Billions of dollars of Pemex oil goes missing every year as part of a criminal enterprise organized, if we are to believe the Mexican government, by Pemex executives, including its former head of security. Because socialism always begins with a man in a workshirt and ends with a guy dressed up as Cap’n Crunch, Pemex’s corrupt head of security was a brigadier general — which makes prosecuting him complicated.

State-run enterprises come with a couple of obvious problems. One is the lack of an adversarial relationship with regulators. If the state is the oil company and the oil company’s regulator, then you usually (but not always) end up with ineffective regulation, because there is no other party to bring the hammer down on. In a parallel case, Petroecuador is responsible for hundreds of oil spills in Ecuador and vast amounts of pollution — including, very likely, the pollution that money-grubbing celebrity activists tried to pin on Chevron with the fraudulent lawsuit brought by Barack Obama’s basketball buddy Stephen Donziger, currently under house arrest in Manhattan. There are rivalries and factions within governments, to be sure, but government regulators do not have a great record when it comes to the oversight of government enterprises — especially when they bring in billions of dollars annually.

Which brings us to a second problem: Just because a state enterprise generates billions of dollars doesn’t mean that it is well-run — or run in the interest of the people who, in theory, own it through their government. Mexico exports an enormous amount of crude oil, which provides the government with much-needed revenue and cherished opportunities for gainful corruption. But Mexico also imports gasoline and other refined petroleum products, because it has not invested sufficiently in refining capacity to meet its needs. Naturally, Pemex also dominates Mexico’s fuel-import industry, and the Mexican government restricts non-Pemex importers in a way that entrenches the state enterprise’s position. The result is that Mexico is a poor country relative to the United States, but its people pay, on average, about 25 percent more per gallon for gasoline than Americans do.

People who favor a socialized model of such enterprises as energy and health care almost always make the same mistake: They implicitly assume that by removing profit from the equation, we can make things both more efficient and more fair.
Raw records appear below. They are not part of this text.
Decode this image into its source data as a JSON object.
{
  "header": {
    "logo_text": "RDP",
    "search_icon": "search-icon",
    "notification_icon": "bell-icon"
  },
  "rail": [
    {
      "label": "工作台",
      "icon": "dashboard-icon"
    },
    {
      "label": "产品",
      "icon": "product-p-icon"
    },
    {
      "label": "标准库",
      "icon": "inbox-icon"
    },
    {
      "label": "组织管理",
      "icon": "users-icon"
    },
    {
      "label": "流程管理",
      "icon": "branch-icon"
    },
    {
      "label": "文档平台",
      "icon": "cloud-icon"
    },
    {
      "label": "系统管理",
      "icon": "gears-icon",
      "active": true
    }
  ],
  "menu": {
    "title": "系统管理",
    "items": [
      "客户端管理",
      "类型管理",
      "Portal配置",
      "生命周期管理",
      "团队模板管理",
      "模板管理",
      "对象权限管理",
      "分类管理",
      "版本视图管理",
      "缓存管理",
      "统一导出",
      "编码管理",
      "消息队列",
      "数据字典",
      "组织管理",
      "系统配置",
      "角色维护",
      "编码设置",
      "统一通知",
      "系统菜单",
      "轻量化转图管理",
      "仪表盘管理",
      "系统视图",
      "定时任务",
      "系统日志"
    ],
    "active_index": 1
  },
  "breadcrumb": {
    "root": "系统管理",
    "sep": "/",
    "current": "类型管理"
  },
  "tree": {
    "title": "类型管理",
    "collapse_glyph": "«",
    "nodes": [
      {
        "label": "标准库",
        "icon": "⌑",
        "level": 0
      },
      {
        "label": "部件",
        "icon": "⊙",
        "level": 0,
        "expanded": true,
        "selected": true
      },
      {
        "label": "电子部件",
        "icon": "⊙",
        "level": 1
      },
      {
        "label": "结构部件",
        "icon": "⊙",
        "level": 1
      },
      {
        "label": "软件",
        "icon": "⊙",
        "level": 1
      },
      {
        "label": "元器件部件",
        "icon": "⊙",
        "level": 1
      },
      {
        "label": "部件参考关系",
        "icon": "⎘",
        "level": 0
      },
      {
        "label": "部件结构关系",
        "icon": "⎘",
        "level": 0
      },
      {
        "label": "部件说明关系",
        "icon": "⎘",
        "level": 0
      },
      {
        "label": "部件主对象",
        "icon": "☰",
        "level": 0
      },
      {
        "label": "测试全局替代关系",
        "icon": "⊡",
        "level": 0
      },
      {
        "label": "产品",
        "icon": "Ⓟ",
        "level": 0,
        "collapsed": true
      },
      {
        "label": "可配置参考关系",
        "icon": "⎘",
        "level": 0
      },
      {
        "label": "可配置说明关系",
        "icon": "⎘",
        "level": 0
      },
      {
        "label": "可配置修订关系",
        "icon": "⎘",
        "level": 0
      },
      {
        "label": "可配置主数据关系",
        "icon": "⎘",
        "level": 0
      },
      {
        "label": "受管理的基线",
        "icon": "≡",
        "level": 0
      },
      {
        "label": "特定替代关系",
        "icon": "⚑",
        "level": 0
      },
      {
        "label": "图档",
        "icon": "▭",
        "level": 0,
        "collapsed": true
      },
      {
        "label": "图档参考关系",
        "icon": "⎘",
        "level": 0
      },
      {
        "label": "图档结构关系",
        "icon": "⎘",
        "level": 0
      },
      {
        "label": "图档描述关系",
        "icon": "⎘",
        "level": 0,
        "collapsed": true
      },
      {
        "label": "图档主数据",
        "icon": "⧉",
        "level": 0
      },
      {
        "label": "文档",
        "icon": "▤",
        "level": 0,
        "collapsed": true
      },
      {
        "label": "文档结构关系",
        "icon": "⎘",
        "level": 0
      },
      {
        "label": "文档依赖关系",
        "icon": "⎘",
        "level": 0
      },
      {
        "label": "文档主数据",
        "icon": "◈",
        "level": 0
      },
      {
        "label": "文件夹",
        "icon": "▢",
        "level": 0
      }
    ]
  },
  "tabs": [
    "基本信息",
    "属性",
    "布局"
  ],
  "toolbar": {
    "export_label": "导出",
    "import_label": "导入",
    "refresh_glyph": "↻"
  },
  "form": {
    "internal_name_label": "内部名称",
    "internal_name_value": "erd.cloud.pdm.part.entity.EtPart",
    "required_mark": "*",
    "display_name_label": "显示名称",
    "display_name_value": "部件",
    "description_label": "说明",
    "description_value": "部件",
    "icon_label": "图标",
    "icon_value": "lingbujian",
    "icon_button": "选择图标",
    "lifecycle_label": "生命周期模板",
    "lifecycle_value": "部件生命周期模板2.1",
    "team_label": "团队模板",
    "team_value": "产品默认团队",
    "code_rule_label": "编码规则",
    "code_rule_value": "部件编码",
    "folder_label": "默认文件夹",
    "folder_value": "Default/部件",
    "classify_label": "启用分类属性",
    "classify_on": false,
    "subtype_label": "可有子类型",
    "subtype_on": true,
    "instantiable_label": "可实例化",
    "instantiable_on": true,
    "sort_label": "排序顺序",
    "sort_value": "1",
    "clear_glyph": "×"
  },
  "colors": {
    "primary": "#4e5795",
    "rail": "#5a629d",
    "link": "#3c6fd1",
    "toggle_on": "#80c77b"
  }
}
The problem with that line of thinking is that people who go to work in government, including in state enterprises, are not magically divested of their self-interest. This is a variation on what is known as the agent–principal problem: When you hire someone to do a job for you, the person you hire has economic incentives that are different from — and sometimes at odds with — yours. Individual administrators have their own interests, agencies and bureaucracies have their own interests, employees have their own interests, etc.

The same basic story plays out everywhere from your local police department to the IRS. That sometimes produces corrupt results, but the non-corrupt results — inefficiency, ineffectiveness, distortion of institutional missions — often are worse in the big picture. The big problem with our schools, for example, isn’t that some teachers fudge their hours a little bit — the big problem is that they fail to educate students.